Había una vez una niña hermosa, de ojos grandes y pelo corto. Juguetona y divertida. Con muchos sueños por realizar. Era muy inteligente y siempre ponía en apuros a sus papás con sus ocurrencias y travesuras. Sensible pero muy fuerte a la vez. Una damita extraordinaria y especial.

Tenía nueve años cuando un día despertó en otro mundo. Simplemente abrió sus ojos color café y vio a su alrededor puro gras. A dondequiera que miraba había pasto, sin árboles. Todo era llano y había grupos de preciosas flores por todos lados. Trató de moverse y pellizcarse por si se trataba de un sueño, pero era real. El pasto era verdadero, las flores olían como ella antes las había olido en el antiguo mundo.

Jugó un tiempo considerable –la hora no existía en ese mundo-, brincó, rió, recolectó flores. Pero luego se preguntó si habría algo más si caminaba hacia el norte, cosas nuevas, quizás más hermosas. Quería explorar todo el mundo, conocer. Dejó todas las flores que tenía en la mano y se echó a correr, inalcanzablemente, hacia el norte.

Mientras corría divisó otro tipo de flores, muy hermosas, que nunca antes había visto, pero ya no se quedó a observarlas. Solo quería avanzar y encontrar algo diferente, más raro, algo que la impacte. La intrépida muchachita siguió corriendo, pero no encontró novedad.

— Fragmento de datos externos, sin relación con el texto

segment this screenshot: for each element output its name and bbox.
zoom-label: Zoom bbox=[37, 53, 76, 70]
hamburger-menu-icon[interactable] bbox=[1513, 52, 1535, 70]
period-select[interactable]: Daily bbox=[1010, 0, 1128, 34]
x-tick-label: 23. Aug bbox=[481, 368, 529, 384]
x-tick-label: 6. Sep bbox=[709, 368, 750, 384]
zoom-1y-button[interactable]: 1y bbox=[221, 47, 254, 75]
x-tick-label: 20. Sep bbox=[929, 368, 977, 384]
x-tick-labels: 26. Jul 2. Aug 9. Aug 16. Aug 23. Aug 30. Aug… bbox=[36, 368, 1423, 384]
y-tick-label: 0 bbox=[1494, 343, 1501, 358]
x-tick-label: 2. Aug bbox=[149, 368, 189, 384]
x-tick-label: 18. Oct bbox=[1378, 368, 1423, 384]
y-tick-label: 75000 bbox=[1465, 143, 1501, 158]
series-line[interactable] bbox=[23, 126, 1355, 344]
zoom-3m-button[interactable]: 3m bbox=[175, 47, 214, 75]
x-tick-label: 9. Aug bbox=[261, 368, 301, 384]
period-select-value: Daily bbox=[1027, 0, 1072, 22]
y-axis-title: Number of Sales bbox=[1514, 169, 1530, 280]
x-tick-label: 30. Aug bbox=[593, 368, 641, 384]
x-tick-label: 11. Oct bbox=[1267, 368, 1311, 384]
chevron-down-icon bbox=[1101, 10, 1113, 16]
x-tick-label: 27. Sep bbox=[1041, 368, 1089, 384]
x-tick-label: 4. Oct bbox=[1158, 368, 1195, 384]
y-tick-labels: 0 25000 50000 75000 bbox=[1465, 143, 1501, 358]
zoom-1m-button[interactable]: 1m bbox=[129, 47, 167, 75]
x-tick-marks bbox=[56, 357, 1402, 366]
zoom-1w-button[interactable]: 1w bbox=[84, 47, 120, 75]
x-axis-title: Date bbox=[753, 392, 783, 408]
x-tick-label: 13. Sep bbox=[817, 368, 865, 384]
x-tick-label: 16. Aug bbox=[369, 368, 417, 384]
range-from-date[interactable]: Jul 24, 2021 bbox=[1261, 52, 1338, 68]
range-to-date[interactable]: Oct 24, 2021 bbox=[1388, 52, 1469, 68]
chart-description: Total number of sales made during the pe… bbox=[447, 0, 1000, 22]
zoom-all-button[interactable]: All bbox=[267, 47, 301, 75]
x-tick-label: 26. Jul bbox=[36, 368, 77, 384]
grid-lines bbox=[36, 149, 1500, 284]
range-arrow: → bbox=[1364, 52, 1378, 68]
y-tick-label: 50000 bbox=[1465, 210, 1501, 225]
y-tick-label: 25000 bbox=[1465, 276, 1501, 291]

Se hacía de noche y la pequeña estaba cansada de correr, ahora caminaba despacio, desilusionada por no ver más que puras flores en su camino. Se acordó que en el bolsillo de su falda tenía un espejito. Lo sacó y se miró. Desde chiquita ya era coqueta, le gustaba verse bien. Sacó también su lápiz labial y empezó a echárselo en los labios. Pero mientras veía su rostro observó una luz tras el espejo, una luz rápida que la sobrepasó. De inmediato soltó el espejo, levantó la miraba y vio caer delante de ella una estrella a lo lejos. La niña sonrió y nuevamente se echó a correr para alcanzarla, pensó que más adelante la encontraría.

Corrió por unos minutos, cuando de pronto se detuvo. Vio un bulto en frente, no era una estrella, tampoco flores, más bien parecía un niño sentado en el pasto, mirando hacia el norte, dándole la espalda a la niña. Ella se asustó primero, pero luego caminó hacia él sigilosamente.

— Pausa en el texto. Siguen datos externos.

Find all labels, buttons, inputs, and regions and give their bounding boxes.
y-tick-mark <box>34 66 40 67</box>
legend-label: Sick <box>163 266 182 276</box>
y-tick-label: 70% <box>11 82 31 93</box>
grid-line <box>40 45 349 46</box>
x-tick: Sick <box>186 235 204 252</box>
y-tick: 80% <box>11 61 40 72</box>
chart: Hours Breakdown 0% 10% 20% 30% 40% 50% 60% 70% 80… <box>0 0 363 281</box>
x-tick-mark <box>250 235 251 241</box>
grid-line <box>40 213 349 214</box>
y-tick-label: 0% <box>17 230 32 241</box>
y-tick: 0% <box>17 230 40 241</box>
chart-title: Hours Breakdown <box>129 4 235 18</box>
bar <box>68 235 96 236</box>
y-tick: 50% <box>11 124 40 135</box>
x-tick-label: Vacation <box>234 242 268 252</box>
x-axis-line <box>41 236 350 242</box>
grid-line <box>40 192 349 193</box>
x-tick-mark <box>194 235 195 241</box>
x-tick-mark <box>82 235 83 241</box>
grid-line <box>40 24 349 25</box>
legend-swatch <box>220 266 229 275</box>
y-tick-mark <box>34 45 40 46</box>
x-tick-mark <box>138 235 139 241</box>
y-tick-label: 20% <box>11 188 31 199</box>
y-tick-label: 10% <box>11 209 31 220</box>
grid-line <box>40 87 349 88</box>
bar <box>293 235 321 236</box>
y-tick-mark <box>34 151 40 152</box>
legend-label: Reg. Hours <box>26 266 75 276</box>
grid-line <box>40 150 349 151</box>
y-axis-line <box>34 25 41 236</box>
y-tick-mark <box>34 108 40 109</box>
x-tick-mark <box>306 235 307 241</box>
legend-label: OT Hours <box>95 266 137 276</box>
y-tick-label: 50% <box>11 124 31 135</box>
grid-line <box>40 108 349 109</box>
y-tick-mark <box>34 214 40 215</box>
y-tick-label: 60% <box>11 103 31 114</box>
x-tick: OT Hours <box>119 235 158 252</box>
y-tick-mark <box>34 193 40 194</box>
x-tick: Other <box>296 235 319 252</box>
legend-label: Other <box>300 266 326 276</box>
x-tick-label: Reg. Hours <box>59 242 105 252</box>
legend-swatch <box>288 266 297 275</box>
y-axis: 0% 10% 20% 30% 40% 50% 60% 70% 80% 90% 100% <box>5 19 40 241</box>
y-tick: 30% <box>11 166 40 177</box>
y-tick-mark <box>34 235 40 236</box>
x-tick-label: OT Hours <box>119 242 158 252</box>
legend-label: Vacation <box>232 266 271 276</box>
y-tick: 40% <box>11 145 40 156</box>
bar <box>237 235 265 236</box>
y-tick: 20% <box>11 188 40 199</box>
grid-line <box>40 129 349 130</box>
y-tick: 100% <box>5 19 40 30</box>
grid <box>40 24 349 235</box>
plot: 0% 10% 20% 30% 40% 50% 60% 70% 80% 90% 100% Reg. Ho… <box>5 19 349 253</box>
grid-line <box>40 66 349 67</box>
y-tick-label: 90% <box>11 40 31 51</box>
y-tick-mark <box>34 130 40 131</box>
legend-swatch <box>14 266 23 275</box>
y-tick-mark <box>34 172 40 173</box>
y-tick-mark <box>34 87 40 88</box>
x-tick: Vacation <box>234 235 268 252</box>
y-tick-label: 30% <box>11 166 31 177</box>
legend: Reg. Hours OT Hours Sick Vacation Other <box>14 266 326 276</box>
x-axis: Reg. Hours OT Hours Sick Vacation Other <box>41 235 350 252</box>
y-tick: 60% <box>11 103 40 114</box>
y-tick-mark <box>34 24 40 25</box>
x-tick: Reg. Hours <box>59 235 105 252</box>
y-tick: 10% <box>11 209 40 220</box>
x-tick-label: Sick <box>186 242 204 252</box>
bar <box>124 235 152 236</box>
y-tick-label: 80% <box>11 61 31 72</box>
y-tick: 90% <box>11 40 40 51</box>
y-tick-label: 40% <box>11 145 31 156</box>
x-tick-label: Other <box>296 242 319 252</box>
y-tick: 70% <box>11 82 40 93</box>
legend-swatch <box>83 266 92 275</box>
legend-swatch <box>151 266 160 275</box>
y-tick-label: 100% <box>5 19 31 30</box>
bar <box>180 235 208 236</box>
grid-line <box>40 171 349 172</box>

Mientras se acercaba lo pudo comprobar, era un niño efectivamente. Un poco regordete, usaba lentes - era corto de vista-, y también estaba sólo. La niña tomó valor y decidió terminar por acercarse y hablarle. Le tocó el hombro y le dijo:

- Hola, ¿qué haces aquí? –El niño volteó, miró a la niña y sonrió, se notó un brillo en sus ojos.

- Hola, no sé, hoy desperté aquí. Pensé que estaba sólo.

- Yo también pensé lo mismo, ¿y qué haces?

- Estaba descansando, corrí mucho hoy día –Dijo el niño mientras miraba el brillo en los labios de la niña-.

- ¿Qué miras? –Dijo ella- El niño no atinó a decirle nada y le dio un súbito beso a la pequeña. Ella se sorprendió y al instante se echó a correr. Antes de que hubiese avanzado mucho, el niño la detuvo con su voz:

- ¡No te vayas!, antes dime, ¿por qué corrías?

- Buscaba las estrellas, ya me voy, chau.

- ¡No! – Gritó el niño mientras metía su mano al bolsillo- La niña vio que algo brillaba ahí dentro.

- Mira, yo encontré una –le dijo el niño mientras le enseñaba una estrella hermosa.

- ¿Qué?, ¿dónde la conseguiste?

El niño la tomó de la mano y le dijo:

- ¿Vamos a buscar más estrellas?

La niña sonrió, miró hacia el norte, miró al niño, seguían tomados de la mano… Corrieron, juntos.

En aquel tiempo la niña tenía nueve años, el niño ocho. Han pasado catorce años desde que se conocieron y aún siguen corriendo, juntos, en busca de las estrellas que caían hacia el norte. Viven en el paraíso y nunca se sueltan. Menos ahora, que esperan la llegada de su bebé.

La estrella que el niño le dio era la luz de un nuevo camino, de una nueva vida juntos. Una vida que poco a poco madura. Una luz que no se apagará.